Note: This is not a reccomendation to do this for every workflow/dataset! There are five different algorithms that you can use, here is a nice comparison: https://xesmf.readthedocs.io/en/latest/notebooks/Compare_algorithms.html

regridder_up_con = xe.Regridder(ds_lf, ds_visible, "conservative") #note different method from before
regridder_up_patch = xe.Regridder(ds_lf, ds_visible, "patch") 
regridder_up_patch  # print basic regridder information.
xESMF Regridder 
Regridding algorithm:       patch 
Weight filename:            patch_48x48_768x768.nc 
Reuse pre-computed weights? False 
Input grid shape:           (48, 48) 
Output grid shape:          (768, 768) 
Periodic in longitude?      False
upscaled_lf_con = regridder_up_con(ds_lf)
upscaled_lf_patch = regridder_up_patch(ds_lf)
/home/runner/miniconda3/envs/gridding-cookbook-dev/lib/python3.10/site-packages/xesmf/smm.py:131: UserWarning: Input array is not C_CONTIGUOUS. Will affect performance.
  warnings.warn('Input array is not C_CONTIGUOUS. ' 'Will affect performance.')
f, (ax1, ax2, ax3) = plt.subplots(1, 3, sharey=False, figsize=(10,4))

# Original Dataset
ax1.imshow(ds.lightning_flashes.isel(t=0)[:,:],cmap='GnBu')
ax1.title.set_text('Original')


ax2.imshow(upscaled_lf_con.lightning_flashes.isel(t=0)[:,:].T, cmap='GnBu')
ax2.title.set_text('Upscaled - Conservative')

ax3.imshow(upscaled_lf_patch.lightning_flashes.isel(t=0)[:,:].T, cmap='GnBu')
ax3.title.set_text('Upscaled - Patch')
../_images/13744e8afbcb0f1bec071db4701f8adddb4aebd6703343781b78276e5e077165.png

Merging Xarray Datasets

After you have made a new grid, you will want to combine them into a new xarray dataset for future analysis.
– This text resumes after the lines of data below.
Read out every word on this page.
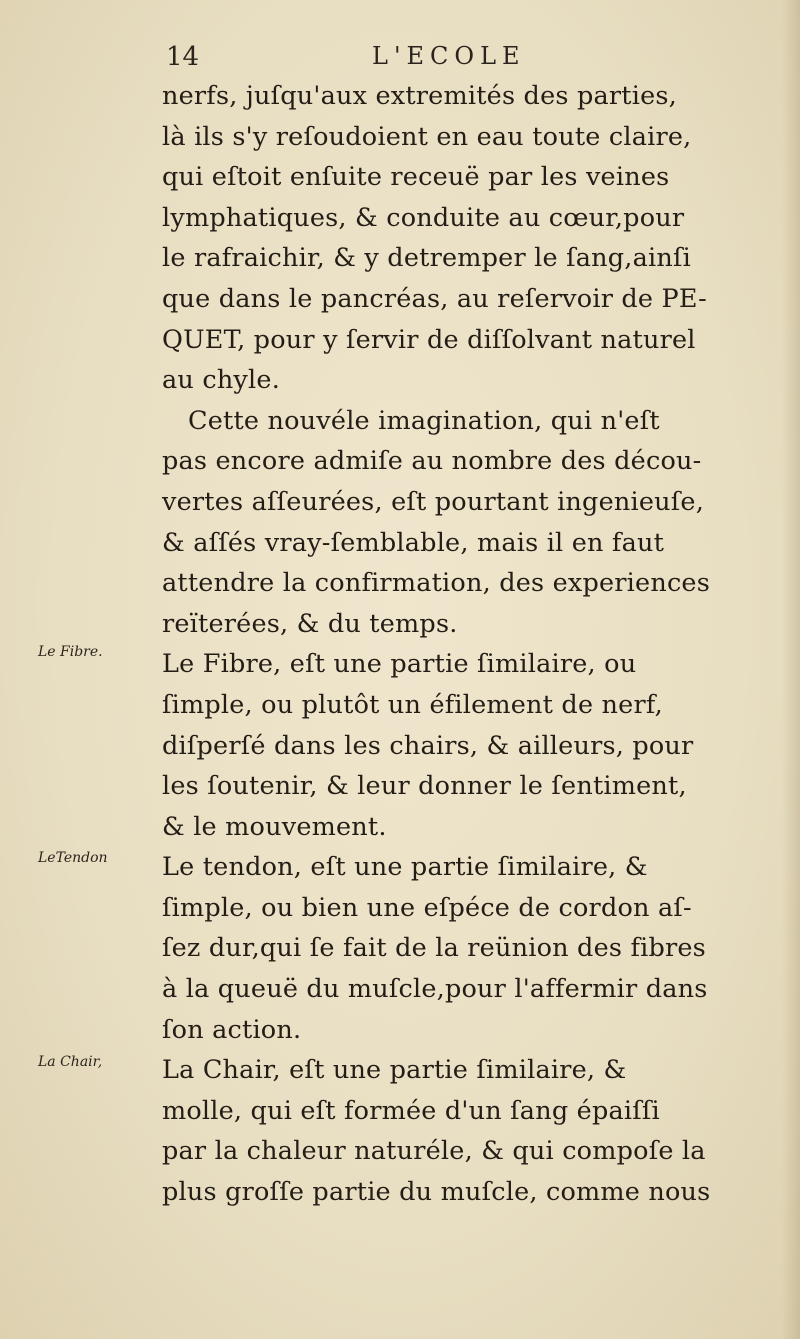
14	L'ECOLE
Le Fibre.
LeTendon
La Chair,
nerfs, juſqu'aux extremités des parties,
là ils s'y reſoudoient en eau toute claire,
qui eſtoit enſuite receuë par les veines
lymphatiques, & conduite au cœur,pour
le rafraichir, & y detremper le ſang,ainſi
que dans le pancréas, au reſervoir de PE-
QUET, pour y ſervir de diſſolvant naturel
au chyle.
Cette nouvéle imagination, qui n'eſt
pas encore admiſe au nombre des décou-
vertes aſſeurées, eſt pourtant ingenieuſe,
& aſſés vray-ſemblable, mais il en faut
attendre la confirmation, des experiences
reïterées, & du temps.
Le Fibre, eſt une partie ſimilaire, ou
ſimple, ou plutôt un éfilement de nerf,
diſperſé dans les chairs, & ailleurs, pour
les ſoutenir, & leur donner le ſentiment,
& le mouvement.
Le tendon, eſt une partie ſimilaire, &
ſimple, ou bien une eſpéce de cordon aſ-
ſez dur,qui ſe fait de la reünion des fibres
à la queuë du muſcle,pour l'affermir dans
ſon action.
La Chair, eſt une partie ſimilaire, &
molle, qui eſt formée d'un ſang épaiſſi
par la chaleur naturéle, & qui compoſe la
plus groſſe partie du muſcle, comme nous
Here is an example using combine by coords:

upscaled_lf_patch
<xarray.Dataset> Size: 28MB
Dimensions:            (t: 12, lat: 768, lon: 768)
Coordinates:
    time               (t) int64 96B 0 1 2 3 4 5 6 7 8 9 10 11
  * lon                (lon) float64 6kB 0.0 0.0612 0.1224 ... 46.82 46.88 46.94
  * lat                (lat) float64 6kB 0.0 0.0612 0.1224 ... 46.82 46.88 46.94
Dimensions without coordinates: t
Data variables:
    lightning_flashes  (t, lat, lon) float32 28MB 0.0 0.0 0.0 ... 0.0 0.0 0.0
Attributes:
    regrid_method:  patch
ds_visible
<xarray.Dataset> Size: 28MB
Dimensions:  (lon: 768, lat: 768, t: 12)
Coordinates:
  * lon      (lon) float64 6kB 0.0 0.0612 0.1224 0.1836 ... 46.82 46.88 46.94
  * lat      (lat) float64 6kB 0.0 0.0612 0.1224 0.1836 ... 46.82 46.88 46.94
    time     (t) int64 96B 0 1 2 3 4 5 6 7 8 9 10 11
Dimensions without coordinates: t
Data variables:
    visible  (lon, lat, t) float32 28MB 242.0 234.0 ... 3.517e+03 3.238e+03
new_dataset = xr.combine_by_coords([upscaled_lf_patch, ds_visible])
new_dataset
<xarray.Dataset> Size: 57MB
Dimensions:            (t: 12, lat: 768, lon: 768)
Coordinates:
    time               (t) int64 96B 0 1 2 3 4 5 6 7 8 9 10 11
  * lon                (lon) float64 6kB 0.0 0.0612 0.1224 ... 46.82 46.88 46.94
  * lat                (lat) float64 6kB 0.0 0.0612 0.1224 ... 46.82 46.88 46.94
Dimensions without coordinates: t
Data variables:
    lightning_flashes  (t, lat, lon) float32 28MB 0.0 0.0 0.0 ... 0.0 0.0 0.0
    visible            (lon, lat, t) float32 28MB 242.0 234.0 ... 3.238e+03
Attributes:
    regrid_method:  patch

Summary

This has been a quick introduction to useing the xESMF regridding tools! The documentation for xESMF & xarray are very helpful for future learning.